London's Oyster card and New York's MetroCard have dozens of counterparts abroad, including the Clipper Card in San Francisco, the Octopus card in Hong Kong and the OV chip card in the Netherlands. These systems also retain data including names, addresses, phone numbers, email and credit card details, Privacy International said.
Personal information gathered by companies like TfL is very sensitive and can often be accessed by law enforcement agencies without a warrant, King said. Although law enforcement requests under the U.K. Data Protection Act (DPA) require evidence of relevant legislation or a court order, the situation is different in other countries, King said.
Conflicting laws led to privacy concerns during the introduction of the OV-chip card in the Netherlands, said Anita Hilhorst, spokeswoman for Trans Link Systems (TLS), an organization that was founded by the five largest Dutch public transport companies to implement a single payment system for public transport.
"We started with seven years of data retention at the request of the ministry of Finance," Hilhorst said. Later, the retention period was reduced to two years and after an audit by the Dutch Data Protection Authority, the retention period was reduced further to 18 months, she added.

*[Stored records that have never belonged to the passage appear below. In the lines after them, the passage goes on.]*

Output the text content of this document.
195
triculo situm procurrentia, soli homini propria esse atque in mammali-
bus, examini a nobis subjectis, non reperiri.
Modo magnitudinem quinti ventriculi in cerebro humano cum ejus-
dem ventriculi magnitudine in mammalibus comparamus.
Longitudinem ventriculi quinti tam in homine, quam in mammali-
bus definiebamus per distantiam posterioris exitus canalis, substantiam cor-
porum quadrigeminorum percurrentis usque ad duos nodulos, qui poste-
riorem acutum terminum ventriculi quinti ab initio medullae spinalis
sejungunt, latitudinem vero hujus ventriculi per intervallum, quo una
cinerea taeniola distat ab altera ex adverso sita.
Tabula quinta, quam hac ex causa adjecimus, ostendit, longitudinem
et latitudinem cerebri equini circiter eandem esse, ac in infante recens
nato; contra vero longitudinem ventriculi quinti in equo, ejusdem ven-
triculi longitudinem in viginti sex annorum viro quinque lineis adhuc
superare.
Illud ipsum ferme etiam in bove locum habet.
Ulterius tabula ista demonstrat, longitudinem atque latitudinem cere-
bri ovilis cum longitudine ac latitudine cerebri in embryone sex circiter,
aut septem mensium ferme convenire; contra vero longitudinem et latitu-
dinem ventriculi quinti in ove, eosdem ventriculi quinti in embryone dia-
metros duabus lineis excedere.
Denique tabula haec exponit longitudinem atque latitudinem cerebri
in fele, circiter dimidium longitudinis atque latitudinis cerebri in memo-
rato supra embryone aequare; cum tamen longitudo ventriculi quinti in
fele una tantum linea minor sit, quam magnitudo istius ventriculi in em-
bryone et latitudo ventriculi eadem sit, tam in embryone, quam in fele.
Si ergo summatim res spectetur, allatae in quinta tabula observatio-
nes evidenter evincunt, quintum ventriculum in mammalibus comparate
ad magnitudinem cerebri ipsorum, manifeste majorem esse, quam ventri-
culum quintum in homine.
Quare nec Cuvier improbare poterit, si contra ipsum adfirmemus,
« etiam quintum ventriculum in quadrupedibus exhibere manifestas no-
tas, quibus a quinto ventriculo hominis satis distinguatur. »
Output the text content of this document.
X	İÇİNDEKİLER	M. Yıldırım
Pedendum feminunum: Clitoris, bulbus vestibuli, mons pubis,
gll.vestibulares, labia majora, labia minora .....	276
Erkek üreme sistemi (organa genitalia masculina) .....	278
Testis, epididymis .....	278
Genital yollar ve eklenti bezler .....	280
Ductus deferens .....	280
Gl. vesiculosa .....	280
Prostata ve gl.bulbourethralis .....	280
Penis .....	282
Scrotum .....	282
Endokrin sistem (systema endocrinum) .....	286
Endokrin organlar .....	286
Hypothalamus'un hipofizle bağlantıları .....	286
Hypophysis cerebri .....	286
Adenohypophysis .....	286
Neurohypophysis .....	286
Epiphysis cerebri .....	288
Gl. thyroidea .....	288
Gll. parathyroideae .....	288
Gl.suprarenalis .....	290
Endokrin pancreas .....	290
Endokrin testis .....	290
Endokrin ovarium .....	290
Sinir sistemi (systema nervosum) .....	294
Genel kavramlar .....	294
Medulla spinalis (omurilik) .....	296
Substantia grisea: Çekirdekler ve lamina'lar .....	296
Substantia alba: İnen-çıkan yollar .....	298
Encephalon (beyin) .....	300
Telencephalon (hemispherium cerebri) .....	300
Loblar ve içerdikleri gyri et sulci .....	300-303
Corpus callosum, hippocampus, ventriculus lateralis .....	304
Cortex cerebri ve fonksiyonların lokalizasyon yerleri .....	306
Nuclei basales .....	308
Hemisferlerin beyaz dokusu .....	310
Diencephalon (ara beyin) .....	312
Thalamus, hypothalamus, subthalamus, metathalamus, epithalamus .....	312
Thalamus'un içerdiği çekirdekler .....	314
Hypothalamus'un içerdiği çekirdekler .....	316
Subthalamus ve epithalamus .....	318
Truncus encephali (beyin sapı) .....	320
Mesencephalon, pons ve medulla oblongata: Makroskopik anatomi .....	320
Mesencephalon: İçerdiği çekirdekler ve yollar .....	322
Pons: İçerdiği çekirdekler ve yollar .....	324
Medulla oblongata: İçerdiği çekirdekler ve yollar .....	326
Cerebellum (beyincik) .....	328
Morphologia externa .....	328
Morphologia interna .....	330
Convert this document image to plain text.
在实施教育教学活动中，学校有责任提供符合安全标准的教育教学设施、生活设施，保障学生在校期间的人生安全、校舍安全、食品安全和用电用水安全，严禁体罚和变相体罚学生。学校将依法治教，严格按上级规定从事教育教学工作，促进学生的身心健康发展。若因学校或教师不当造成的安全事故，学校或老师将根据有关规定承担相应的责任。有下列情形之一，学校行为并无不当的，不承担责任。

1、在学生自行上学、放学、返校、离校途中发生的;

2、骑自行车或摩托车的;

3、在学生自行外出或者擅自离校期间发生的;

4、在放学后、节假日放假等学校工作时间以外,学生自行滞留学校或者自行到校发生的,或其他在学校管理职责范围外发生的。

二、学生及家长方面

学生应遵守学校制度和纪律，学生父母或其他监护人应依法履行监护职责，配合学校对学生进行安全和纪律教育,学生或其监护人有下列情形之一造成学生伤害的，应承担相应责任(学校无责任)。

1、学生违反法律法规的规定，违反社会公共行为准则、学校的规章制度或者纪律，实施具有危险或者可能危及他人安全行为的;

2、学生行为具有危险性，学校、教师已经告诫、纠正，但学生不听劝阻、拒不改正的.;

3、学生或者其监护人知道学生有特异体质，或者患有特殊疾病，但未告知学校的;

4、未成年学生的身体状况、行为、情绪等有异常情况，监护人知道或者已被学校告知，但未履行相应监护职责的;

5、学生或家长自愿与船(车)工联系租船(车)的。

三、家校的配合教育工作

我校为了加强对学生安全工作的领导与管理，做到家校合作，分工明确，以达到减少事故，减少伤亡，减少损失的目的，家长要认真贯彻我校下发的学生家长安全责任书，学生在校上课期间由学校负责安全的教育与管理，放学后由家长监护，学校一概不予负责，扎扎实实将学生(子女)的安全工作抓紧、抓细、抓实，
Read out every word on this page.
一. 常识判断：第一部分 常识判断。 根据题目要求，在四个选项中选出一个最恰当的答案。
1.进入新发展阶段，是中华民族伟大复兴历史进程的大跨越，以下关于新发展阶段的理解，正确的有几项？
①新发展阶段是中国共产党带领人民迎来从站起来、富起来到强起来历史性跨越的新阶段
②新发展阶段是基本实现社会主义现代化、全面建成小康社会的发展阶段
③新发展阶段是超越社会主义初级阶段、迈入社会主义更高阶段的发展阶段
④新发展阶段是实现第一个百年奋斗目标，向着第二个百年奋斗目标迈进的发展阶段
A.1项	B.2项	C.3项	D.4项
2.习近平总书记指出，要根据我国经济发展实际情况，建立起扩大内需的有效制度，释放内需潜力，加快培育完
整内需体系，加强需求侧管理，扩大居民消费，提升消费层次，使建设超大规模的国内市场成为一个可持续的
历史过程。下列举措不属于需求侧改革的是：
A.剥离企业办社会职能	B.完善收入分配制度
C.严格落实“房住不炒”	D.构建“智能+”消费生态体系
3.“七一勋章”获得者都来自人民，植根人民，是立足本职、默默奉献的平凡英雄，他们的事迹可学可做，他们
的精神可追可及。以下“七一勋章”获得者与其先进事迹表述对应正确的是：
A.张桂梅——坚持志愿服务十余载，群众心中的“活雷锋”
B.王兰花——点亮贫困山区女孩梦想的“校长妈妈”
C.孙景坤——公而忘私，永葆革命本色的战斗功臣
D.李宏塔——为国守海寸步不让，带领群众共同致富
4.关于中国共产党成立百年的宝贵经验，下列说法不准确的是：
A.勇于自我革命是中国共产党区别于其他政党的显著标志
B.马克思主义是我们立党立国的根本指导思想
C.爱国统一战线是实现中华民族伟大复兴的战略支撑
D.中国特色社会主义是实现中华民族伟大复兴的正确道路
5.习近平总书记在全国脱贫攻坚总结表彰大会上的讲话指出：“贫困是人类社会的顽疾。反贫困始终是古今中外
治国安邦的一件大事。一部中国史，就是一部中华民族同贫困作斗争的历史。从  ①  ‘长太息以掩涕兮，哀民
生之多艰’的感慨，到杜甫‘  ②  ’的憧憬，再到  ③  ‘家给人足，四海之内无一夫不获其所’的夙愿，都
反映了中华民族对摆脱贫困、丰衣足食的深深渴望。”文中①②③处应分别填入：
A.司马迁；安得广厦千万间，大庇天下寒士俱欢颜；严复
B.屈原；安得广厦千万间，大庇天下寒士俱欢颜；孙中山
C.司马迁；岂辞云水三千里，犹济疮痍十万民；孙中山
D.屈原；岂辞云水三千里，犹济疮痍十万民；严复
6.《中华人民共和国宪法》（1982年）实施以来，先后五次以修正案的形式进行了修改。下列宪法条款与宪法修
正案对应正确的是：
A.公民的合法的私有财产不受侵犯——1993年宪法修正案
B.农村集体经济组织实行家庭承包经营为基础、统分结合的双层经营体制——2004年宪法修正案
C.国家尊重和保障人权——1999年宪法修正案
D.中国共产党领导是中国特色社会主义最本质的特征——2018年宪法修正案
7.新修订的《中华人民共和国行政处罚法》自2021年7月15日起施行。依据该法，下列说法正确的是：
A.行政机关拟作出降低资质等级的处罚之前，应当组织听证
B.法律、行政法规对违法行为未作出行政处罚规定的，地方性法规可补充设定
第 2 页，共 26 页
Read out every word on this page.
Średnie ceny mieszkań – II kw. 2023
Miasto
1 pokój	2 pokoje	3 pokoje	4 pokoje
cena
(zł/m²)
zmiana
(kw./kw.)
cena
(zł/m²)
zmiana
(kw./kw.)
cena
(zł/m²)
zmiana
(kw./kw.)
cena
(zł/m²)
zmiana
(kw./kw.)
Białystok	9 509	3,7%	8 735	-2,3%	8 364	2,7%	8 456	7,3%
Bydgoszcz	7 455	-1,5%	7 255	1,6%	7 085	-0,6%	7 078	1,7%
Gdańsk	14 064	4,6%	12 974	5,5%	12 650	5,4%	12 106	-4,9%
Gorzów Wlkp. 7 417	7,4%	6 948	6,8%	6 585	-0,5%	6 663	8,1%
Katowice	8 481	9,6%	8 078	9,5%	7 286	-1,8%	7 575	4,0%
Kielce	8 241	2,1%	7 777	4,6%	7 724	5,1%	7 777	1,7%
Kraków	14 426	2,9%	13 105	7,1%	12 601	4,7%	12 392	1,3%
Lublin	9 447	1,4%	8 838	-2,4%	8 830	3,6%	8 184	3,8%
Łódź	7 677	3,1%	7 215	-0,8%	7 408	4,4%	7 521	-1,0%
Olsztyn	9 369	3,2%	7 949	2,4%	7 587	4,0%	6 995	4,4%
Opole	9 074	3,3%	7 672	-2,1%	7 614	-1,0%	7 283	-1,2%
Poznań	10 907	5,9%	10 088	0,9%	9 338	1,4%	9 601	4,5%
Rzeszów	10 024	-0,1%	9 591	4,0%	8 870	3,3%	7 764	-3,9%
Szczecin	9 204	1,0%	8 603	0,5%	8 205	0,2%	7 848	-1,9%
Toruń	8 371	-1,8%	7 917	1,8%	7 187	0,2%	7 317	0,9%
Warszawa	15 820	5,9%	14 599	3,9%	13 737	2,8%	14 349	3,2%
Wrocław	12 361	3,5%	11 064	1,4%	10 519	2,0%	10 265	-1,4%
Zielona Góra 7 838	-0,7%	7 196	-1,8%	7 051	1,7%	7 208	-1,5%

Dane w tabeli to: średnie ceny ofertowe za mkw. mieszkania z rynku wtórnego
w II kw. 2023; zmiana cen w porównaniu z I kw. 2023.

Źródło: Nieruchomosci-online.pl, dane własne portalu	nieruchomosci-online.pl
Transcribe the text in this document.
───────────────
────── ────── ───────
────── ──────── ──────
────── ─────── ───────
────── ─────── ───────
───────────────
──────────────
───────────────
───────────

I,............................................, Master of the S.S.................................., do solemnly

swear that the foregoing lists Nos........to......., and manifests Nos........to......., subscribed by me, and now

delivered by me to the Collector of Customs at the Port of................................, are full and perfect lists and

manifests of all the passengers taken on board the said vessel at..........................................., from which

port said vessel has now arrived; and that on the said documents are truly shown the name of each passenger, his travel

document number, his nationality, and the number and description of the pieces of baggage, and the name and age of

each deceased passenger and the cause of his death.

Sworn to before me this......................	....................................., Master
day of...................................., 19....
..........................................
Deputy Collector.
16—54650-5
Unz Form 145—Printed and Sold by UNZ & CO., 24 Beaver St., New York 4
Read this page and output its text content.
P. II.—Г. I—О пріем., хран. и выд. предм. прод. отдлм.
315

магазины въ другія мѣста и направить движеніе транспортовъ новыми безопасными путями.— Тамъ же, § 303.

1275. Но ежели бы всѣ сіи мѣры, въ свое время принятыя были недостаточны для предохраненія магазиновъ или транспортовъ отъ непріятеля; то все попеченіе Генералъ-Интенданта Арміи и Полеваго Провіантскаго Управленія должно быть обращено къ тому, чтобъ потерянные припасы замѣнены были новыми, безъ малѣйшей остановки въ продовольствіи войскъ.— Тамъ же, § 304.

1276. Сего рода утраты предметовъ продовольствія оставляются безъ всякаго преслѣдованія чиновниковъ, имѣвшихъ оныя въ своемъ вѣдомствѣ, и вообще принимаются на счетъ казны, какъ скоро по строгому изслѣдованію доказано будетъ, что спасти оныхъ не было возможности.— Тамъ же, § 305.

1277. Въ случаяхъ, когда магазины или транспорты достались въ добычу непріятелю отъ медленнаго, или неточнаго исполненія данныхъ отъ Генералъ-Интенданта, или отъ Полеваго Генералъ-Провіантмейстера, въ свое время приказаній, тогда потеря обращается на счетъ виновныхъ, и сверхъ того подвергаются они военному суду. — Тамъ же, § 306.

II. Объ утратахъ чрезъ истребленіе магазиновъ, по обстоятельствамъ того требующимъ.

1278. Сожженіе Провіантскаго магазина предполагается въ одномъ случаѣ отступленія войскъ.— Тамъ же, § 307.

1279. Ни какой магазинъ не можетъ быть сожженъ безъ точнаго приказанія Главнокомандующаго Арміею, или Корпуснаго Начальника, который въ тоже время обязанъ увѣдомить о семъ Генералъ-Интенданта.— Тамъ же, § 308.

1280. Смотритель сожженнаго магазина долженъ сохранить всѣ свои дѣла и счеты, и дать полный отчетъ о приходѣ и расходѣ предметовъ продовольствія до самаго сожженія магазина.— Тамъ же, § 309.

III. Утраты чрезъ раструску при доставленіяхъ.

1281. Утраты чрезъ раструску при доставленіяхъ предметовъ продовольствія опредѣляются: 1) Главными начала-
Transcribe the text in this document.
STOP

Law enforcement agencies request OV-chip card data "a couple of times a week," said Hilhorst. The type of information depends on the request and cannot be disclosed by TLS, she said. One reason law enforcement requests OV-chip card data is to track down missing persons, she said. "Those requests are to be handled with great urgency," she said.
Privacy International's main goal is to warn travelers using public transit chip cards that their privacy could be in jeopardy due to legislative shortcomings and the data hunger of law enforcement agencies, King said. "We want to convince companies and authorities to demand a warrant," when law enforcement authorities request private data, he added.
Law enforcement agencies always want to increase the amount of data they can access, according to King. In the U.K., for instance, the new Draft Communications Data Bill, if passed, could be used to increase law enforcement access to personal data of travelers, he said. "The police say the amount of data they can access has been reduced over the years," he said. However, according to Privacy International, the personal data that can be accessed by law enforcement has only grown due to the introduction of the new electronic systems that store and track customer information.